Thursday, November 14, 2013
Radish and Fennel Apple Salad Bites with Anchovy Spread
A few months ago, Seth, Max and I gallivanted around the USS Midway Museum, a naval aircraft carrier cum naval/maritime museum. A place stuffed with helicopters and airplanes. And it is near an actual airport so planes can be seen departing and arriving. And being on a boat, one can also see more boats bobbing in the sea. Basically, it is a wonderland of transportation.
Max enjoyed it. He did. His favorite part, however, was not a helicopter or an airplane or anything that can you move you from point a to point b.
It was the garbage cans. He was really excited about them. Granted, they were some nice garbage cans, all big and blue and helpfully separated into recycling and garbage sections.

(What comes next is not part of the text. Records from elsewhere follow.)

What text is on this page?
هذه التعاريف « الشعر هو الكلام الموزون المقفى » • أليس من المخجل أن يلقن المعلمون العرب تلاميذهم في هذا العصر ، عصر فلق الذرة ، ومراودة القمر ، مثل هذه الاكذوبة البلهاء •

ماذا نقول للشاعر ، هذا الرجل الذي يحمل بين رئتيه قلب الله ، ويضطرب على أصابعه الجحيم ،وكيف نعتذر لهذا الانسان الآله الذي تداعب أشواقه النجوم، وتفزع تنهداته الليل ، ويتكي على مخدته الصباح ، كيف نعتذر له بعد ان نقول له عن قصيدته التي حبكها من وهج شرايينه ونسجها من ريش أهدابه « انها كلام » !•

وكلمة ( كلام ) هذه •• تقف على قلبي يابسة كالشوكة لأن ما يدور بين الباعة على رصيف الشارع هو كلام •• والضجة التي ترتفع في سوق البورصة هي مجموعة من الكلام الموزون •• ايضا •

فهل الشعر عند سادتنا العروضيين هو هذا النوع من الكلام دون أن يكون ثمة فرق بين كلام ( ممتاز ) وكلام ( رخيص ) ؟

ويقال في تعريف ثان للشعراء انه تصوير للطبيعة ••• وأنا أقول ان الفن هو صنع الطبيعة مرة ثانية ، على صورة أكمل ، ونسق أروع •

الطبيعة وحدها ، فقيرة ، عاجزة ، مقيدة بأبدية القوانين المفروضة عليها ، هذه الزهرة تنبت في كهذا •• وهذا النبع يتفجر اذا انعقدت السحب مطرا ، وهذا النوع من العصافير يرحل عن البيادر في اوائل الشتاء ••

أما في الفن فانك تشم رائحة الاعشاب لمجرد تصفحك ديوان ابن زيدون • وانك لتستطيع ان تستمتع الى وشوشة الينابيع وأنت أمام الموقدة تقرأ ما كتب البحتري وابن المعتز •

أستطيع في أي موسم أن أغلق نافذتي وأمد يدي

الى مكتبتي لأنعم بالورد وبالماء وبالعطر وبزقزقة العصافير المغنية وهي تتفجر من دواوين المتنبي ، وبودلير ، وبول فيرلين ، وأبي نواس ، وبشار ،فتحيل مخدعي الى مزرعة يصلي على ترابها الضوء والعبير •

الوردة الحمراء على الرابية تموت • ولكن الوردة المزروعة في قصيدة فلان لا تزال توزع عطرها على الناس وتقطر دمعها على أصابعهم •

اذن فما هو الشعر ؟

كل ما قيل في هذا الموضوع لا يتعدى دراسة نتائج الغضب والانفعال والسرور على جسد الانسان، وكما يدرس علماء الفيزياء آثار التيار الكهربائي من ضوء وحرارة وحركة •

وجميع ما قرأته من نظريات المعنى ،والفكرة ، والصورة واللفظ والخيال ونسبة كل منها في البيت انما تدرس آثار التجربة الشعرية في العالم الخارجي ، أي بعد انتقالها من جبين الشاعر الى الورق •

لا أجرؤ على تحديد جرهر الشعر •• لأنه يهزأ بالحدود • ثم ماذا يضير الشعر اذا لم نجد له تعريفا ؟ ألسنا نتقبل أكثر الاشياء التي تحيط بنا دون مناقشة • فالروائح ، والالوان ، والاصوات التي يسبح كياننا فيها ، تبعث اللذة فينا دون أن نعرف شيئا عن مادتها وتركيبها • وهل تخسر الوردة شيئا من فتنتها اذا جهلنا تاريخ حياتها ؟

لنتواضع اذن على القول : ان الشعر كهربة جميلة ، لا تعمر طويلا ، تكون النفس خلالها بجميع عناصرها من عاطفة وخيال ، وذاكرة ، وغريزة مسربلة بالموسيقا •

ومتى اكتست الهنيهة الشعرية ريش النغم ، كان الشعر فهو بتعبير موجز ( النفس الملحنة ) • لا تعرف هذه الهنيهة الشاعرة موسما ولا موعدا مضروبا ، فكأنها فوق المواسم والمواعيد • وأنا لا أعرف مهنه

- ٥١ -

But still, a receptacle for waste.
Just like my offspring, I too can miss the point.
This month's Creative Cooking Crew Challenge, hosted by Joan of Foodalogue, is to make some sort of appetizer, hors d'oeuvre, or amuse bouche for a Thanksgiving party. Once the roundup goes live on November 21st, I will post the link here.
Originally, I had sweeping plans to turn root vegetables, root vegetables, and yet more root vegetables into a pre-feast appetizer.
Then it occurred to me that there were two big problems with this -1) while not difficult, the plan was time consuming. something in short supply on and around Thanksgiving 2) Thanksgiving dinner has an abundance of root vegetables. maybe the appetizer should be something different, a contrast to the time consuming, heavy meal that lies ahead.
Luckily, I realized this just in time - that the nibbles for a Thanksgiving party should be fresh and light, and something that doesn't take away precious energy from the main event.
Here I made radish circles then topped them with an anchovy spread, a fennel, apple, tarragon salad, and then a pecan piece. Fun little bites that don't miss the point. Unlike the offspring.
For the anchovy spread:
1 tablespoon anchovy paste
4 ounces cold cream cheese
3 tablespoons sour cream
For the fennel apple salad:
1 fennel bulb, sliced on mandolin
1/4 cup tarragon leaves
1 small granny smith apple, peeled, coarsely grated
1 teaspoon freshly grated ginger
2 teaspoons fresh grapefruit juice
2 teaspoons fresh mandarin orange juice
kosher salt and pepper, to taste
For the bites:
1 bunch radishes, radishes sliced into circles
pecan piece, for each bite
To make the anchovy spread: Beat the anchovy paste, cream cheese, and sour cream in the base of a stand mixer until combined.
To make the salad: Mix the fennel, tarragon leaves, grated apple, and grated ginger. Drizzle with the citrus juices. Adjust salt and pepper to taste.
To assemble the bites: Spread anchovy mixture on radish slice. Arrange salad on it, then top with a pecan piece.